C'est La Presse qui rapporte cette nouvelle qui va intéresser les femmes en pleine grossesse. En effet, des scientifiques sont à la recherche de 5000 femmes pour réaliser une étude sur les effets de la pandémie sur les nouveau-nés. Un projet qui a notamment été initié par la Dre Susan King, chercheuse à l'université McGill. C'est elle qui avait piloté le « Projet Verglas », une étude similaire, mais qui concernait les effets de la crise du verglas de 1998 sur les nouveau-nés.

L'objectif est d'identifier les principaux facteurs susceptibles de causer le stress et l’anxiété, explique La Presse. Pour la Dre Anick Bérard, chercheuse au centre de recherche du CHU Sainte-Justine et professeure à la faculté de pharmacie de l’Université de Montréal, les effets de la crise sanitaire sur les nouveau-nés pourraient être pires que ceux de la crise du verglas. « Je pense que l’effet de l’actuelle pandémie va être plus grand que celui de la crise du verglas (...) On fait face actuellement à une menace plus diffuse, à un virus invisible, contre lequel il n’existe pas de vaccin et très peu de médicaments efficaces. On ignore quand tout rentrera dans l’ordre, et il y a un élément de contagion qui ajoute à l’anxiété ».

Crédit photo: Adobe Stock

La Presse indique que cette étude, nommée «Conception», a été lancée le 23 juin dernier et que 1700 femmes ont été pour le moment recruter pour prendre part à cette étude. L'objectif est d'en recruter 5000. Pas besoin de venir du Québec pour participer, le quotidien précise que des femmes du Canada, des États-Unis, d'Europe, de Chine et même des Émirats arabes unis ont été recrutées. « Nous recrutons par les réseaux sociaux et nous sommes sur toutes les plateformes : Twitter, Facebook, Instagram, LinkedIn (...) On a besoin de tout le monde », souligne le Dre Anick Bérard.
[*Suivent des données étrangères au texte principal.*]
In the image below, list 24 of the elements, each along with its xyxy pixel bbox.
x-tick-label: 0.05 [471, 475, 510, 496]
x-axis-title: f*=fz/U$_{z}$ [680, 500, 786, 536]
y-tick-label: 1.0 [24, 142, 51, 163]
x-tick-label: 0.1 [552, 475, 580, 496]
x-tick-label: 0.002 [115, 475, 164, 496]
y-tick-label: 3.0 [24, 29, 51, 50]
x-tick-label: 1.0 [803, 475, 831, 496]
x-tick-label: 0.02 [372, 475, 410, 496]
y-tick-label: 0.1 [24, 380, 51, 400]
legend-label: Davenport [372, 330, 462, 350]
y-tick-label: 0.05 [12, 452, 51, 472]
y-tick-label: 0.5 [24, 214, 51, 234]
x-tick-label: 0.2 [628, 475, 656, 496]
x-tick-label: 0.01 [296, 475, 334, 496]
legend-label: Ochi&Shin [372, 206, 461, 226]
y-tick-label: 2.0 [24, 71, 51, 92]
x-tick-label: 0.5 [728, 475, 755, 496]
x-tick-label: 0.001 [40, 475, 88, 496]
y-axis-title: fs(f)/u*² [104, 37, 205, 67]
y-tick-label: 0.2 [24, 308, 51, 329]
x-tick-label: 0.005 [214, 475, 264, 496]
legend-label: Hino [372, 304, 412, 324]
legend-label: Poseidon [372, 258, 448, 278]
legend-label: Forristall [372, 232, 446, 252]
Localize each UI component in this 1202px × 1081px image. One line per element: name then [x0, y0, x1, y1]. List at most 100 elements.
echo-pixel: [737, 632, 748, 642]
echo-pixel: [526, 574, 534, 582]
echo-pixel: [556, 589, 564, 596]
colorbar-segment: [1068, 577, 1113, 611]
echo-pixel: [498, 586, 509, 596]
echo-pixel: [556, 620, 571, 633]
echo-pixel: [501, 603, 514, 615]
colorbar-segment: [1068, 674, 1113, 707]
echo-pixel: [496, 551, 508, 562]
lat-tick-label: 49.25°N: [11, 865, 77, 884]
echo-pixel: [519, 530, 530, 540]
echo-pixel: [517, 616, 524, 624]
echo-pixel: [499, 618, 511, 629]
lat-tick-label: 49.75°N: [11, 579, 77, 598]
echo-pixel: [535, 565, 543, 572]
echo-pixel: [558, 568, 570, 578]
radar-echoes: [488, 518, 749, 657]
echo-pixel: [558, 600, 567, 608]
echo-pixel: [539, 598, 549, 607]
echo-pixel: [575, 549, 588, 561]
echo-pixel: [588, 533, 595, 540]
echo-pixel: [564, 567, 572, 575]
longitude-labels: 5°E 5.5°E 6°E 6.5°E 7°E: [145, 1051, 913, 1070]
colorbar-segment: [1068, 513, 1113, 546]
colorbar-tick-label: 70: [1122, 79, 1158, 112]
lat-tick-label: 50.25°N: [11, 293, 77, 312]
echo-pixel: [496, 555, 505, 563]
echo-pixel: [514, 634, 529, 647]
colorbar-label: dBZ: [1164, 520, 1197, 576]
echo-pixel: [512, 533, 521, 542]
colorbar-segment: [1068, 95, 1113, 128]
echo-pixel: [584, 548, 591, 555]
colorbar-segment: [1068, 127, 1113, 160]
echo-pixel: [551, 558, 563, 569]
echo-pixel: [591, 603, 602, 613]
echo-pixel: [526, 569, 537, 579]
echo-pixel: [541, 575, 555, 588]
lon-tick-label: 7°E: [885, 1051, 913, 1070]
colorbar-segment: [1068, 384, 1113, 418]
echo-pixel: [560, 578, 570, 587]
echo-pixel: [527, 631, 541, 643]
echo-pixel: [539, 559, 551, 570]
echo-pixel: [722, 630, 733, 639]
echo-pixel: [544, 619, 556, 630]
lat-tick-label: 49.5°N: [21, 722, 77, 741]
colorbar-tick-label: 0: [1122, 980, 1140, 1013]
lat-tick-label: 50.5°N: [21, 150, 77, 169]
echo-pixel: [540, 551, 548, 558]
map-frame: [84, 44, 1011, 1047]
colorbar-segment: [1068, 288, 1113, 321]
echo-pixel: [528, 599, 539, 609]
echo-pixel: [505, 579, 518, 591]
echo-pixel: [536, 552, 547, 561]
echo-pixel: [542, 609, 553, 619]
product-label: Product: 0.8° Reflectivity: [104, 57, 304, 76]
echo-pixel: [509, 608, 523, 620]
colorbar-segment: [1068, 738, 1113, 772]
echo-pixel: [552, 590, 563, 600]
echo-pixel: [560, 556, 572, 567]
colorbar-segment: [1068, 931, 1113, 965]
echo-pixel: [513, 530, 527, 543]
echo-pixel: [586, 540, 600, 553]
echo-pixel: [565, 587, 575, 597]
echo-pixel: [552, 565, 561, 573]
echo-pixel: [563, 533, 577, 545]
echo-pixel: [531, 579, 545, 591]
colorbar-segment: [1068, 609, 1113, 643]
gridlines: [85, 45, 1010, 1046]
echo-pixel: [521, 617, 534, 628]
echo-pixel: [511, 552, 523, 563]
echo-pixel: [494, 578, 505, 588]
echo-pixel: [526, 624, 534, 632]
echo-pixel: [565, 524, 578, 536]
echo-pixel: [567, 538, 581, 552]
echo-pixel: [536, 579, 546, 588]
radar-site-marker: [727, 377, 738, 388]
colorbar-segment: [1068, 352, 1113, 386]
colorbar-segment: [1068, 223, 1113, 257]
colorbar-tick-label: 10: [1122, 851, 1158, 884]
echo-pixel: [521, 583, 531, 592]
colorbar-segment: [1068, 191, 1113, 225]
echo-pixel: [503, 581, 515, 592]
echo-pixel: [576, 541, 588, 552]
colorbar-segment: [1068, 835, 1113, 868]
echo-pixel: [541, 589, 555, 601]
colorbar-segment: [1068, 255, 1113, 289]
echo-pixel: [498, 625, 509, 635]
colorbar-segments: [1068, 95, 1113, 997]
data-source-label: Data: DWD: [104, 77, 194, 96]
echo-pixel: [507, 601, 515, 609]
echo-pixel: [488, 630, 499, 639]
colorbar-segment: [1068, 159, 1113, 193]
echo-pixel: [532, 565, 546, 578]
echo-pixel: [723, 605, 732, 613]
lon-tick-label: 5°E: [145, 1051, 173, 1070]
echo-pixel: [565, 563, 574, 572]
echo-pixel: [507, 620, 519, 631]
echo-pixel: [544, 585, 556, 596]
Il suffit d'avoir 18 ans et d'être enceinte pour pouvoir participer à cette étude qui suivra les mères et leurs bébés respectifs pendant une période d'au moins 5 ans. Des données qui pourraient être utiles en cas de seconde vague. « Si on se rend compte qu’on a un haut taux d’anxiété, de stress ou de dépression chez les mères, c’est de l’information qu’on pourrait utiliser pour renseigner nos décideurs et les hôpitaux quant au suivi médical dès la deuxième vague de COVID-19 ». D'ailleurs, le quotidien indique que les scientifiques espèrent obtenir des résultats préliminaires cet automne.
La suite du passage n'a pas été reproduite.